Macau conserva uma vantagem comparativa que nenhum outro país europeu possui: o legado relacional e simbólico construído ao longo de séculos entre Portugal e a China. A seu ver, esse legado continua vivo, não só na perceção chinesa, mas também no interesse por produtos e referências culturais portuguesas.
“Nas lojas dos museus em Macau, os produtos que mais vendem são os portugueses ou de inspiração portuguesa. Há interesse do lado chinês. Quando chegamos à China e levamos o nome de Macau, a porta está aberta e há sorrisos, porque não estamos associados ao aspeto negativo do colonialismo”, explica ao PLATAFORMA.
Cooperação académica

O CCCM, explica Carmen Mendes, tem desenvolvido uma estratégia consistente para estreitar as ligações académicas com Macau. A ligação mais antiga existe com a Universidade de Macau, com quem foi criado um programa de coedições que já publicou 15 livros nas áreas da cultura, história, estudos contemporâneos e direito. “Temos mais volumes no prelo que sairão em breve”.
O Centro atribui ainda, em parceria com a Fundação para a Ciência e a Tecnologia, 10 bolsas de doutoramento por ano. “Temos neste momento 50 bolseiros, incluindo pessoas de Macau. Trabalham em áreas relevantes, como o papel de Macau na política externa chinesa e na ligação da China aos países de língua portuguesa”.
Há também cooperação com diversas instituições, como a Universidade de São José, a Universidade Politécnica de Macau, o Instituto de Estudos Europeus e a Fundação Macau. Um dos projetos em destaque é o catálogo do Museu de Macau, em dois volumes, que conta com o apoio da Universidade de Macau, IPOR, Embaixada de Portugal em Pequim, assim como de mecenas com a SJM, o BNU e Neto Valente.
Aproximação Lisboa-Macau
“Era importante que as pessoas de Macau, quando vão a Lisboa, passassem pelo Centro Científico e Cultural de Macau, fizessem palestras, trouxessem Macau para Lisboa”, explica.

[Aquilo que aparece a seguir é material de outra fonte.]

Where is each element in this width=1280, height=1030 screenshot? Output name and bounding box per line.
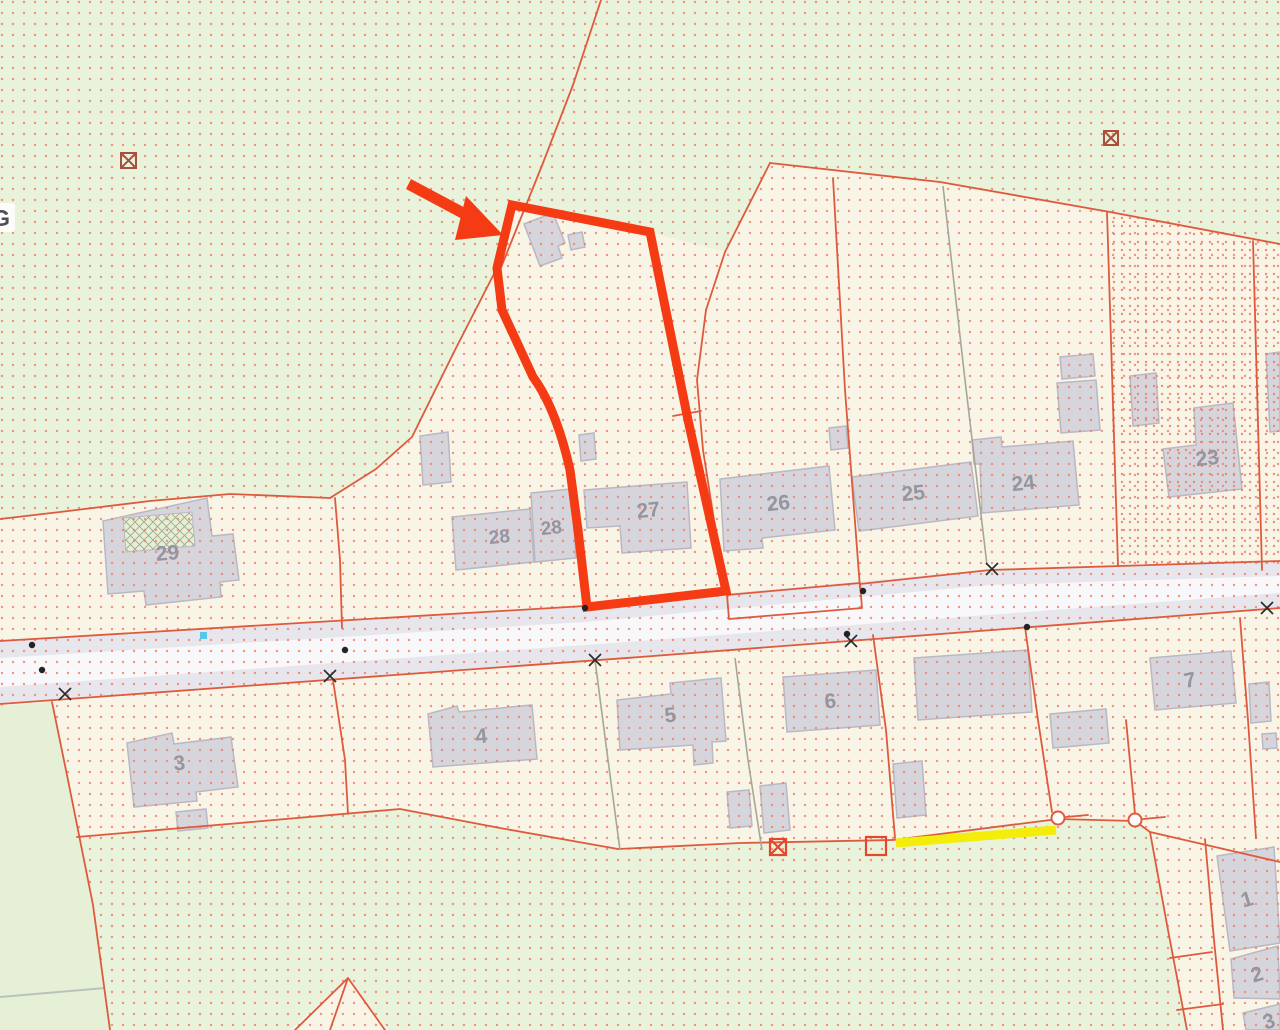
label-parcel-25: 25 (901, 481, 927, 506)
label-parcel-29: 29 (155, 541, 180, 566)
street-name-chip: G (0, 203, 15, 232)
label-parcel-23: 23 (1195, 446, 1221, 471)
circle-marker-1 (1052, 812, 1065, 825)
map-canvas: 29 28 28 27 26 25 24 23 3 4 5 6 7 1 2 3 … (0, 0, 1280, 1030)
label-parcel-27: 27 (636, 498, 662, 523)
cyan-marker (200, 632, 207, 639)
label-parcel-6: 6 (824, 690, 838, 714)
label-parcel-3: 3 (173, 752, 187, 776)
label-parcel-5: 5 (664, 704, 678, 728)
label-parcel-28b: 28 (540, 517, 563, 540)
street-name-text: G (0, 205, 10, 231)
label-parcel-28a: 28 (488, 526, 511, 549)
label-parcel-26: 26 (766, 491, 792, 516)
circle-marker-2 (1129, 814, 1142, 827)
cadastral-map: 29 28 28 27 26 25 24 23 3 4 5 6 7 1 2 3 … (0, 0, 1280, 1030)
label-parcel-24: 24 (1011, 471, 1037, 496)
label-parcel-4: 4 (475, 725, 489, 749)
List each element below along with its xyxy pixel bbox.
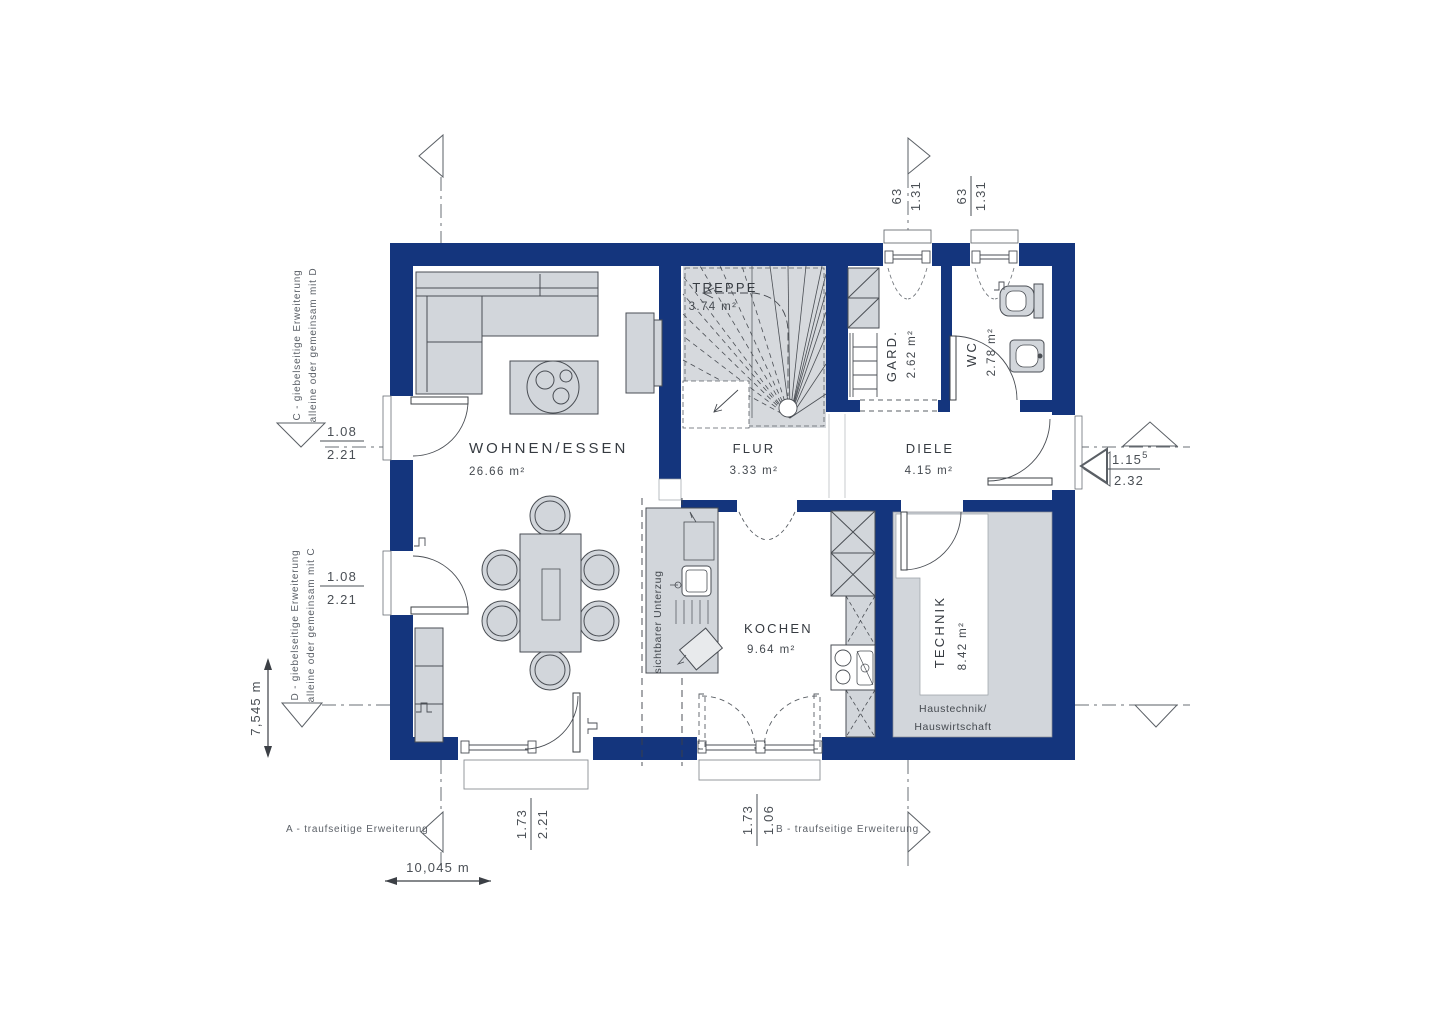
- door-entrance: [988, 419, 1052, 485]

Para isso criou as “conversas sábias”, encontros informais às quintas-feiras que visam manter viva a presença de Macau no espaço público português. As conferências de primavera, organizadas todos os anos pelo CCCM, reúnem cerca de 180 investigadores portugueses sobre a Ásia e no que se refere á academia, “era importante que os investigadores de Macau participassem mais nas nossas conferências científicas (…) Há muita gente em Macau que podia participar e não participa”.
“Seria essencial que as instituições com capacidade financeira facilitassem a vinda de investigadores de Macau a Lisboa e permitissem também que estudantes de Macau passassem períodos em Portugal”. O CCCM, garante, tem total disponibilidade para acolher estagiários, voluntários e projetos conjuntos.
Por fim, a diretora destaca que Macau continua a ser visto por Pequim como um espaço de abertura e modernização, relevante em iniciativas como a Grande Baía ou Uma Faixa, Uma Rota. Com dimensão territorial mínima, mas “importância simbólica enorme”, Macau sabe historicamente posicionar-se: “Sabe ser plataforma melhor do que ninguém”.